SAN FRANCISCO — A Bay Point man who was investigated and charged with being a felon in possession of guns after a car containing him, his fiancee, and their 2-year-old daughter was shot up has been sentenced to three years and seven months in federal prison, court records show
Charles Pettus, 28, was sentenced Monday by U.S. District Judge Richard Seeborg, according to court records. Pettus pleaded guilty to a gun charge at an earlier court date.
In the April 2020 shooting, an assailant fired 13 shots into a car being driven by Pettus on Interstate 580. All three occupants, including the 2-year-old, were struck by gunfire.
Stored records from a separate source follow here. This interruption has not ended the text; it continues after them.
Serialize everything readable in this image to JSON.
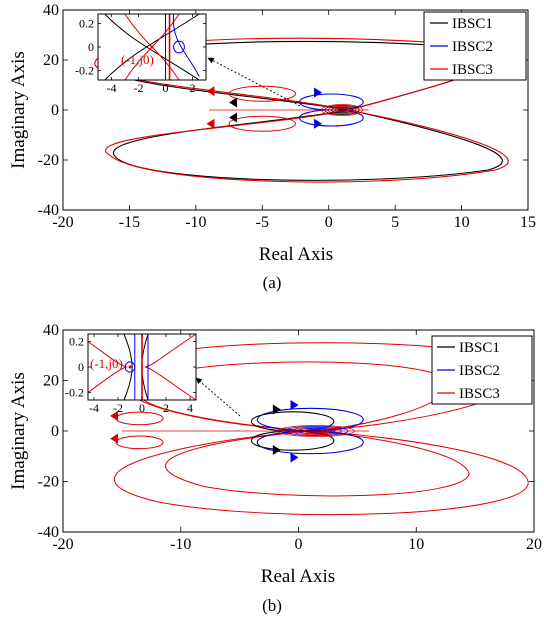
{
  "chart_data": [
    {
      "panel": "(a)",
      "type": "line",
      "xlabel": "Real Axis",
      "ylabel": "Imaginary Axis",
      "xlim": [
        -20,
        15
      ],
      "ylim": [
        -40,
        40
      ],
      "xticks": [
        "-20",
        "-15",
        "-10",
        "-5",
        "0",
        "5",
        "10",
        "15"
      ],
      "yticks": [
        "-40",
        "-20",
        "0",
        "20",
        "40"
      ],
      "legend_position": "top-right",
      "grid": false,
      "series": [
        {
          "name": "IBSC1",
          "color": "#000000",
          "values": {
            "real_min": -16,
            "real_max": 14.5,
            "imag_max": 30
          }
        },
        {
          "name": "IBSC2",
          "color": "#0000e0",
          "values": {
            "real_min": -2,
            "real_max": 2.5,
            "imag_max": 7
          }
        },
        {
          "name": "IBSC3",
          "color": "#e00000",
          "values": {
            "real_min": -16,
            "real_max": 14.5,
            "imag_max": 31
          }
        }
      ],
      "inset": {
        "xticks": [
          "-4",
          "-2",
          "0",
          "2"
        ],
        "yticks": [
          "0.2",
          "0",
          "-0.2"
        ],
        "xlim": [
          -5,
          3
        ],
        "ylim": [
          -0.28,
          0.28
        ],
        "annotation": "(-1,j0)"
      }
    },
    {
      "panel": "(b)",
      "type": "line",
      "xlabel": "Real Axis",
      "ylabel": "Imaginary Axis",
      "xlim": [
        -20,
        20
      ],
      "ylim": [
        -40,
        40
      ],
      "xticks": [
        "-20",
        "-10",
        "0",
        "10",
        "20"
      ],
      "yticks": [
        "-40",
        "-20",
        "0",
        "20",
        "40"
      ],
      "legend_position": "top-right",
      "grid": false,
      "series": [
        {
          "name": "IBSC1",
          "color": "#000000",
          "values": {
            "real_min": -3.5,
            "real_max": 3,
            "imag_max": 7.5
          }
        },
        {
          "name": "IBSC2",
          "color": "#0000e0",
          "values": {
            "real_min": -3.5,
            "real_max": 6,
            "imag_max": 9
          }
        },
        {
          "name": "IBSC3",
          "color": "#e00000",
          "values": {
            "real_min": -20,
            "real_max": 20,
            "imag_max": 37
          }
        }
      ],
      "inset": {
        "xticks": [
          "-4",
          "-2",
          "0",
          "2",
          "4"
        ],
        "yticks": [
          "0.2",
          "0",
          "-0.2"
        ],
        "xlim": [
          -4.5,
          4.5
        ],
        "ylim": [
          -0.26,
          0.26
        ],
        "annotation": "(-1,j0)"
      }
    }
  ]
}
The young girl required hospitalization but survived, according to court records.
Responding officers later discovered a pistol in Pettus’ car, and authorities subsequently issued a search warrant for his Bay Point home. During the search, another pistol with an extended magazine was discovered a few feet from where an “infant” lay sleeping, according to the criminal complaint.
Pettus apologized in a letter to the court, saying he wanted to move outside of the Bay Area.
“I was on the right path,” he wrote. “One bad choice I realize can set me back 10 steps I have to make better choices. I grew up without my father and don’t want to make the same mistakes by not being there for my child.”
In court records, Pettus’ attorney wrote that Pettus’ father was murdered when he was 11 years old.
Prosecutors argued for a 46-month sentence and described Pettus’ as a repeat offender with gang ties. He was convicted of robbery in 2011 and of gun possession in 2013, and months before the shooting suffered a vandalism conviction for damaging his girlfriend’s car.
“Mr. Pettus is believed to have ties to the ‘Down Below Gang,’ a recognized violent gang in San Francisco that is named in a gang injunction issued by a San Francisco Superior Court,” assistant U.S. attorney Marja-Liisa Overbeck wrote in a sentencing memo. “At a minimum, Mr. Pettus has resisted cutting ties with other gang members, and those ties appear to continue to plague him and demonstrate that he remains a danger to the community.”
Pettus’ attorney, Sophia Whiting, wrote in a sentencing memo that those gang ties may have been why Pettus felt he needed protection. She said when he was shot he was in the process of moving from the area to distance himself from his past.
“Mr. Pettus regrets having a firearm out with a baby, but it is important to note that the only child in the home was Mr. Pettus’ 4-monthold son. The baby could not have accessed the gun,” Whiting wrote. “Normally, Mr. Pettus secured the firearm on a shelf above his height in a closed closet. The reason Mr. Pettus had the gun was to protect his family, not to put them at risk, but he recognizes now that he was not thinking clearly and put them all at greater risk by having a gun.”
Pettus has been in Santa Rita Jail in Dublin since his arrest last year.